EVENING ON RED DWARF
Rimmer stood in a corridor, looking out at what could naively be described as the sky. It was pitch black, of course, and the stars, though technically they should appear exactly the same to the average human, seemed different and wrong somehow. Foreign constellations reign his stars eternally. And...he always fell back to thinking about his own existence. He could cease to be at the push of a button, or exist for ever if there was nobody to push it. His purpose in life was to entertain a human life form whose future was utterly sealed, to die on this ship millions of miles from anywhere, and who hated him anyway. A bit of a worse dilemma than not having a boyfriend, or whatever the soaps featured nowadays.

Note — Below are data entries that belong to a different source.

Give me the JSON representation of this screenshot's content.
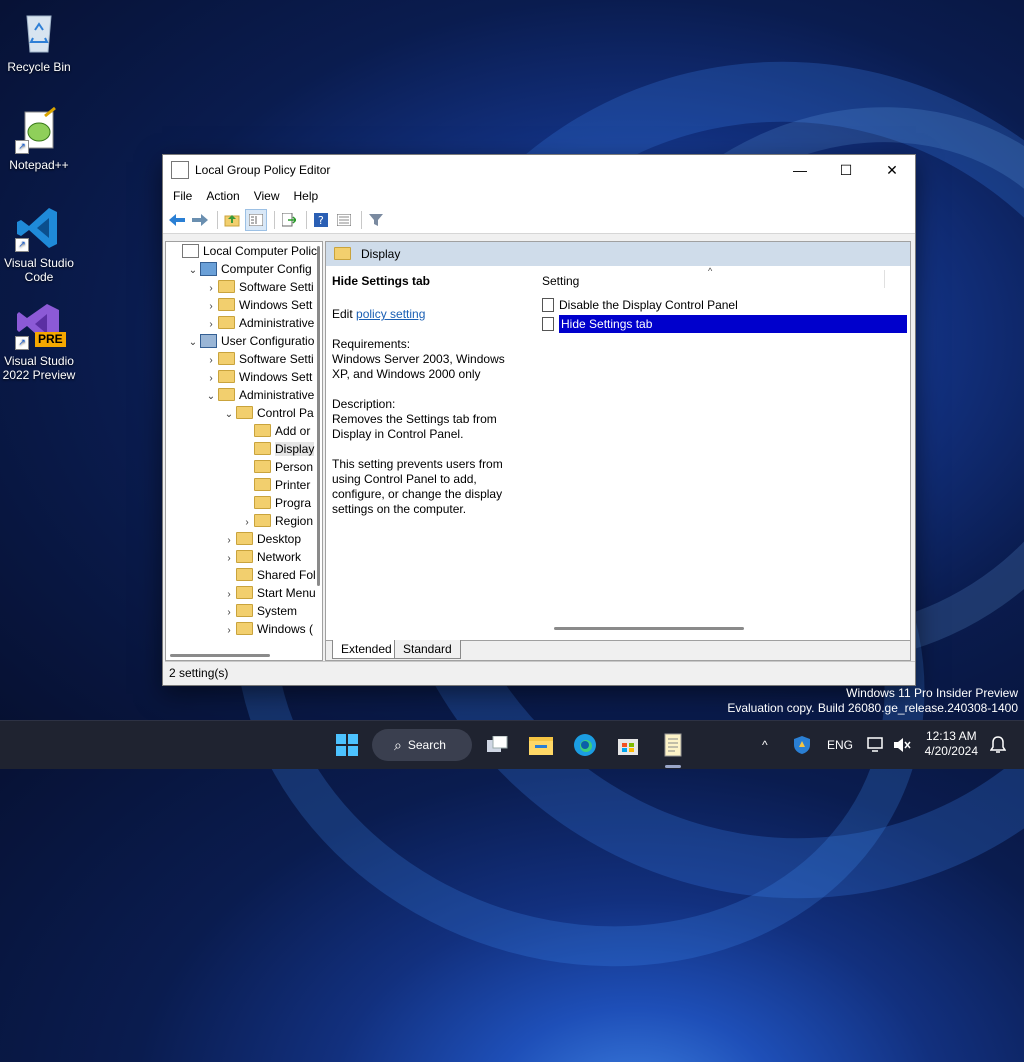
{
  "desktop": {
    "icons": [
      {
        "label": "Recycle Bin"
      },
      {
        "label": "Notepad++"
      },
      {
        "label_line1": "Visual Studio",
        "label_line2": "Code"
      },
      {
        "label_line1": "Visual Studio",
        "label_line2": "2022 Preview",
        "badge": "PRE"
      }
    ],
    "watermark": {
      "line1": "Windows 11 Pro Insider Preview",
      "line2": "Evaluation copy. Build 26080.ge_release.240308-1400"
    }
  },
  "window": {
    "title": "Local Group Policy Editor",
    "controls": {
      "minimize": "—",
      "maximize": "☐",
      "close": "✕"
    },
    "menu": [
      "File",
      "Action",
      "View",
      "Help"
    ],
    "toolbar_icons": [
      "back-icon",
      "forward-icon",
      "up-folder-icon",
      "show-hide-tree-icon",
      "export-list-icon",
      "help-icon",
      "properties-icon",
      "filter-icon"
    ],
    "tree": [
      {
        "label": "Local Computer Polic",
        "indent": 0,
        "expander": "",
        "icon": "doc"
      },
      {
        "label": "Computer Config",
        "indent": 1,
        "expander": "⌄",
        "icon": "computer"
      },
      {
        "label": "Software Setti",
        "indent": 2,
        "expander": "›",
        "icon": "folder"
      },
      {
        "label": "Windows Sett",
        "indent": 2,
        "expander": "›",
        "icon": "folder"
      },
      {
        "label": "Administrative",
        "indent": 2,
        "expander": "›",
        "icon": "folder"
      },
      {
        "label": "User Configuratio",
        "indent": 1,
        "expander": "⌄",
        "icon": "user"
      },
      {
        "label": "Software Setti",
        "indent": 2,
        "expander": "›",
        "icon": "folder"
      },
      {
        "label": "Windows Sett",
        "indent": 2,
        "expander": "›",
        "icon": "folder"
      },
      {
        "label": "Administrative",
        "indent": 2,
        "expander": "⌄",
        "icon": "folder"
      },
      {
        "label": "Control Pa",
        "indent": 3,
        "expander": "⌄",
        "icon": "folder"
      },
      {
        "label": "Add or",
        "indent": 4,
        "expander": "",
        "icon": "folder"
      },
      {
        "label": "Display",
        "indent": 4,
        "expander": "",
        "icon": "folder",
        "selected": true
      },
      {
        "label": "Person",
        "indent": 4,
        "expander": "",
        "icon": "folder"
      },
      {
        "label": "Printer",
        "indent": 4,
        "expander": "",
        "icon": "folder"
      },
      {
        "label": "Progra",
        "indent": 4,
        "expander": "",
        "icon": "folder"
      },
      {
        "label": "Region",
        "indent": 4,
        "expander": "›",
        "icon": "folder"
      },
      {
        "label": "Desktop",
        "indent": 3,
        "expander": "›",
        "icon": "folder"
      },
      {
        "label": "Network",
        "indent": 3,
        "expander": "›",
        "icon": "folder"
      },
      {
        "label": "Shared Fol",
        "indent": 3,
        "expander": "",
        "icon": "folder"
      },
      {
        "label": "Start Menu",
        "indent": 3,
        "expander": "›",
        "icon": "folder"
      },
      {
        "label": "System",
        "indent": 3,
        "expander": "›",
        "icon": "folder"
      },
      {
        "label": "Windows (",
        "indent": 3,
        "expander": "›",
        "icon": "folder"
      }
    ],
    "right_header": "Display",
    "description": {
      "title": "Hide Settings tab",
      "edit_prefix": "Edit ",
      "edit_link": "policy setting ",
      "requirements_label": "Requirements:",
      "requirements_text": "Windows Server 2003, Windows XP, and Windows 2000 only",
      "description_label": "Description:",
      "description_text": "Removes the Settings tab from Display in Control Panel.",
      "detail_text": "This setting prevents users from using Control Panel to add, configure, or change the display settings on the computer."
    },
    "list": {
      "column_header": "Setting",
      "sort_indicator": "^",
      "items": [
        {
          "label": "Disable the Display Control Panel",
          "selected": false
        },
        {
          "label": "Hide Settings tab",
          "selected": true
        }
      ]
    },
    "tabs": [
      "Extended",
      "Standard"
    ],
    "status": "2 setting(s)"
  },
  "taskbar": {
    "search_label": "Search",
    "tray": {
      "chevron": "^",
      "lang": "ENG",
      "time": "12:13 AM",
      "date": "4/20/2024"
    }
  },
  "colors": {
    "selection": "#0000cc",
    "header_band": "#cfdcea",
    "taskbar": "#1f2330"
  }
}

He checked his watch. Half-past nine at night. Almost time for bed. And that meant cocoa-time. But today, just today, he was resistant to following the normal routine. Smeg, surely he had some independent will remaining. Just for today, he would carry on watching the moons circle the ships, totally unknown and unnecessary moons whom nobody would ever notice or love...
"Hello," Lister said, sliding his arms around Rimmer and leaning comfortably on his shoulder from behind.

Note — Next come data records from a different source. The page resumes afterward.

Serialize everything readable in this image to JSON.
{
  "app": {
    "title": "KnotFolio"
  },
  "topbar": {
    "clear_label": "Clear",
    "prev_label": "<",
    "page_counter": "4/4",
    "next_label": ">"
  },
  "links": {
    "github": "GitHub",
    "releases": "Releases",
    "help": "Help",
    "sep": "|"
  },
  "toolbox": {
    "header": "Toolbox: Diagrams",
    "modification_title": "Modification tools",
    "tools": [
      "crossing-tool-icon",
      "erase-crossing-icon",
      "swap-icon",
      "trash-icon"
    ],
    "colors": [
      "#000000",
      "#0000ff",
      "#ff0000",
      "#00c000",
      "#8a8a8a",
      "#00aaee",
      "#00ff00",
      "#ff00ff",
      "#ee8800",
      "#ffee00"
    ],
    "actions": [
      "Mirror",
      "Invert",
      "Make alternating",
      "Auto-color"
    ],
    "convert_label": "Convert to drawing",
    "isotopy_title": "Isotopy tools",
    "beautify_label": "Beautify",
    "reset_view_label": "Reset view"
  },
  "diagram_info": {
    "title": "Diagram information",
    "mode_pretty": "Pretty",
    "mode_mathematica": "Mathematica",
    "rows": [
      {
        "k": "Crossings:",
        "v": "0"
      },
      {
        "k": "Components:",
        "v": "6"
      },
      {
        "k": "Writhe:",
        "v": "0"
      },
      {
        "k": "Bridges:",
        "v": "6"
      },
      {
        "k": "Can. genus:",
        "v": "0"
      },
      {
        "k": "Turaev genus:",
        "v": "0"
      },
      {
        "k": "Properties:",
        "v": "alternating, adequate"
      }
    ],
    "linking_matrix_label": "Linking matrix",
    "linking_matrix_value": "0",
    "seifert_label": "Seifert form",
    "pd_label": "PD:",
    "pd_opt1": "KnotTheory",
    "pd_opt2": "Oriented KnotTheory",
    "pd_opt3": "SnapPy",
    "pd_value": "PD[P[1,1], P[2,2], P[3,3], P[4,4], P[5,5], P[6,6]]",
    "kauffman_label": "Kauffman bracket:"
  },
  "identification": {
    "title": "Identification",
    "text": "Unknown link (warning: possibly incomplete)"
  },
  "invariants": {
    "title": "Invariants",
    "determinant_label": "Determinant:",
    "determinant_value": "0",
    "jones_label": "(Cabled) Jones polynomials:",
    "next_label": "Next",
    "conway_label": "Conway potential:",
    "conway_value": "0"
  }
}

"Hello," Rimmer replied sadly, stroking Lister's hands abstractedly.
"Now don t tell me you've gone and contemplated existence again have you?" Lister admonished playfully. "Because you know that makes you sulky."
"I'm trapped, Lister. There's no hope because it's already over, for you as well as for me. My life sucks, Lister." He turned to face him, searching for an answer. There was none.
"Rimmer, you're thinking about it the wrong way". He moved to step back but Rimmer whined. "Everybody's life sucks. Everybody is going to die. But we've got to have as good a time as we can while we're here."
"Yes," Rimmer said unsurely. "Yes," he repeated, with greater affirmation. "Yes, I do like that bit about having a good time." He grinned evilly, and Lister pulled his head down to his shoulder, smiling.
"Now, what deck haven't we visited..." he bega pensively.
"How about we make sure you aren't on the top bunk to fall off tomorrow morning," Rimmer replied, drawing back seductively and pulling Lister's hand to lead him away.
"Sounds good to me."
"And I can check that back out properly."
"Mmm..."
Their voices faded into the distance as the Cat prowled by on the hunt for fish. Kryten's humming was heard lower down, cheerfully polishing the ever-pristine windows.